Email feels very old-school sometimes, and it's tempting to think it's no longer relevant. But actually for a lot of Libraries and other non-profits email remains an essential tool for good communication, and if you think about it it's easy to see why.
You have mass coverage (not EVERYONE uses email but a huge percentage do, and it's not a tribal medium like social media where people pick and choose to be on some platforms and not others); you have a captive audience (once they've given you permission to email them); the message goes directly to your audience; it waits for your audience until they're ready to see it (unlike asychronous media such as Twitter for example); and it's very easy for people to ACT on an email, by clicking a link within it.
Where Email falls down is in sharability (it's much less intuitive to share useful information contained within an email with one click, than it is to share information contained on a specific URL) and, like so many other forms of communication, over-saturation. We all get too many emails. They can easily become part of the White Noise.
Over the years I've read a ton of advice and guidance about emailing, and a lot of it is either over-complicated or related directly to chasing leads and converting sales and all sorts of other things we don't need to do in the non-profit sector. In fact, for me, it comes down to just three things, and, as it happens, they call begin with T: emails must be Targeted, Timely and Titled.

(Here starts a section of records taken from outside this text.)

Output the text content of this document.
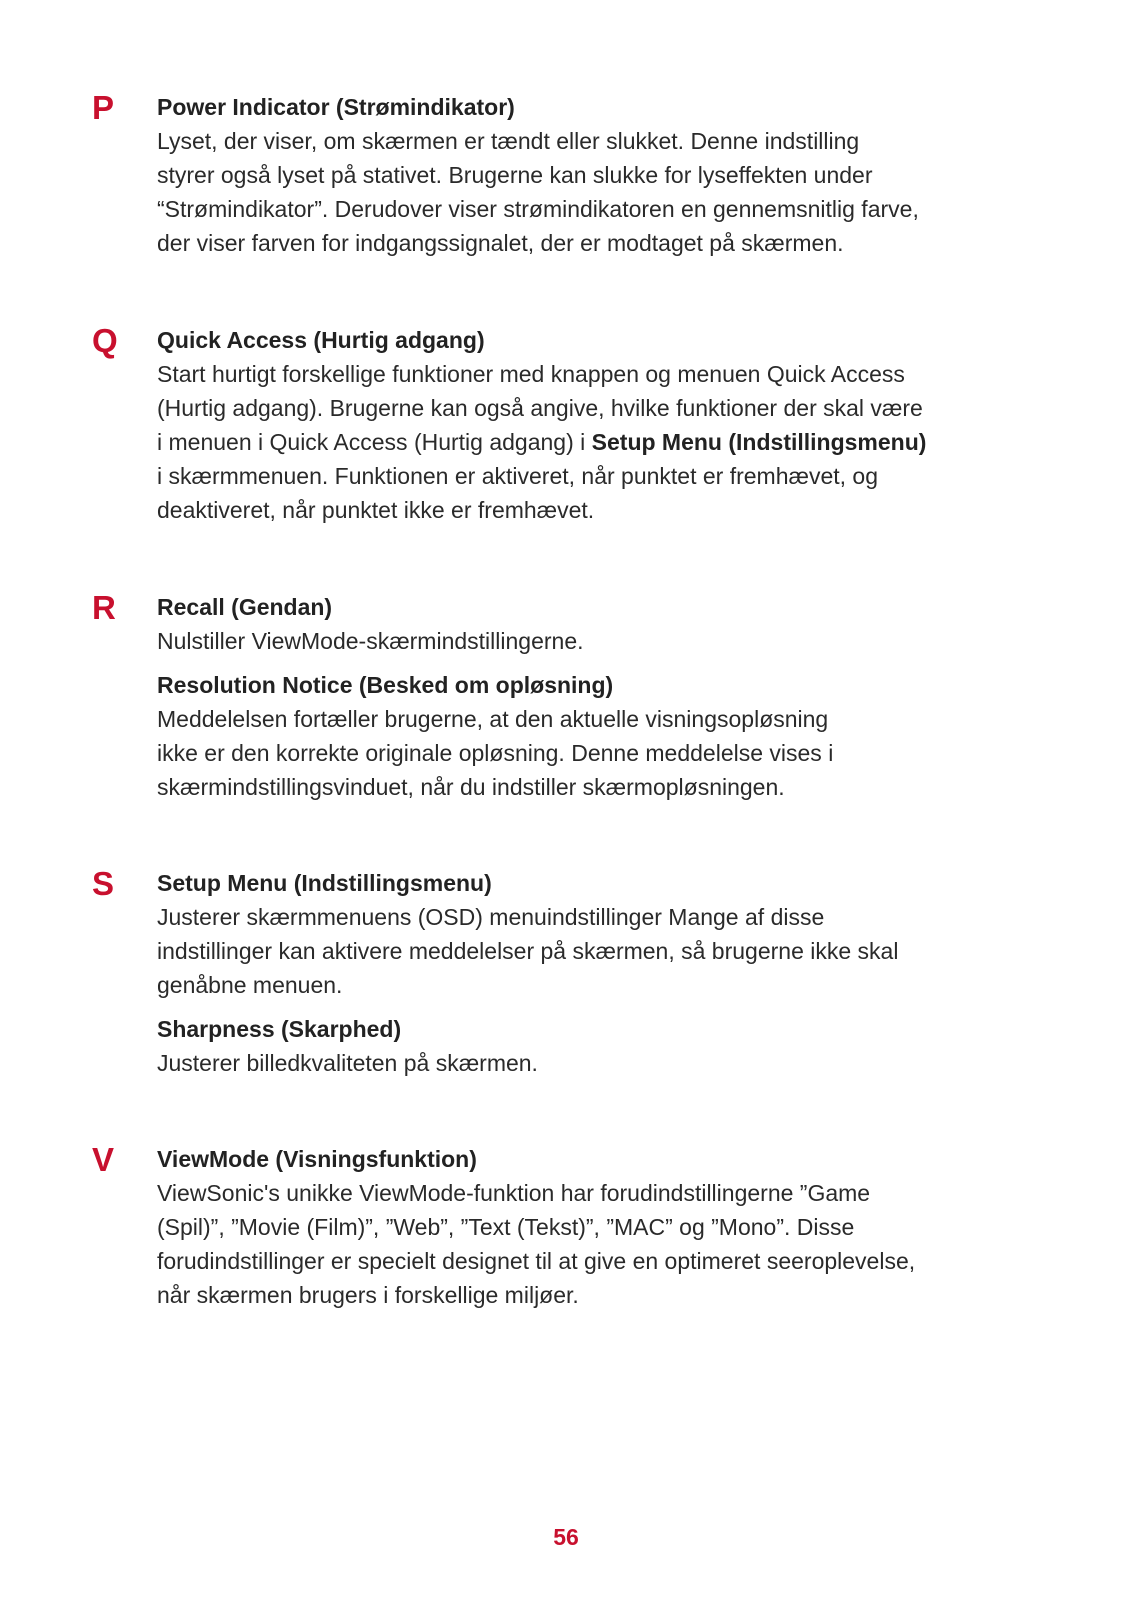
P Power Indicator (Strømindikator)
Lyset, der viser, om skærmen er tændt eller slukket. Denne indstilling
styrer også lyset på stativet. Brugerne kan slukke for lyseffekten under
“Strømindikator”. Derudover viser strømindikatoren en gennemsnitlig farve,
der viser farven for indgangssignalet, der er modtaget på skærmen.
Q Quick Access (Hurtig adgang)
Start hurtigt forskellige funktioner med knappen og menuen Quick Access
(Hurtig adgang). Brugerne kan også angive, hvilke funktioner der skal være
i menuen i Quick Access (Hurtig adgang) i Setup Menu (Indstillingsmenu)
i skærmmenuen. Funktionen er aktiveret, når punktet er fremhævet, og
deaktiveret, når punktet ikke er fremhævet.
R Recall (Gendan)
Nulstiller ViewMode-skærmindstillingerne.
Resolution Notice (Besked om opløsning)
Meddelelsen fortæller brugerne, at den aktuelle visningsopløsning
ikke er den korrekte originale opløsning. Denne meddelelse vises i
skærmindstillingsvinduet, når du indstiller skærmopløsningen.
S Setup Menu (Indstillingsmenu)
Justerer skærmmenuens (OSD) menuindstillinger Mange af disse
indstillinger kan aktivere meddelelser på skærmen, så brugerne ikke skal
genåbne menuen.
Sharpness (Skarphed)
Justerer billedkvaliteten på skærmen.
V ViewMode (Visningsfunktion)
ViewSonic's unikke ViewMode-funktion har forudindstillingerne ”Game
(Spil)”, ”Movie (Film)”, ”Web”, ”Text (Tekst)”, ”MAC” og ”Mono”. Disse
forudindstillinger er specielt designet til at give en optimeret seeroplevelse,
når skærmen brugers i forskellige miljøer.
56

I wanted to experiment with Piktochart for work purposes, and I always feel you have to actually make something to completion with a tool to get a feel for it, so here's the Keys to Good Email Communication as a mini infographic:
These three things really do matter - TO ME. Every audience is different, so while I'd advise you try to work by the Three Ts, you may find your users respond differently to mine.
Certainly targeting is something which I find works very well for me - the response rate (people doing the things I'm asking them to in the email) increases massively if I subdivide my audience into smaller groups and customise the content somewhat. The stat above relates to the MoreBooks campaign at York, mentioned int the White Noise presentation (slides 47 - 52, as displayed here).
The title is so important - it makes the difference Open and Delete Unread on so many occasions (think about your own policy of reading emails from organisations). The stat there comes from convinceandconvert.
In the past I didn't think being Timely mattered - the idea of sending an email at 3pm because that's the 'best' time to send it seemed mildly absurd to me. But I've changed my views on this - what is beyond doubt is that people are more likely to engage with an email if it comes with some distance either side of it, than they are if it comes with 10 other emails at the same time. You don't want to be part of a virtual pile, you want undivided attention. 3pm being the best time to send is a stat you hear everywhere, but in this particular case I got it from the sherpablog.
There's another dimension to being Timely, around when to send emails in general (rather than the specific time of day), which will be covered in part 2 of this post later in the week.
When I was promoting LISNPN, the New Professionals Network (check out their ace new site, by the way) I kept stats on which promotional avenues resulted in the most people signing up for the site. Email won every time. Articles in the professional press, newsletters, face to face presentations - these all helped, but ultimately people need to CLICK on something right away after they hear about it, or most of them will soon forget it entirely.
Email allows you to put in a call to action which people can heed there and then.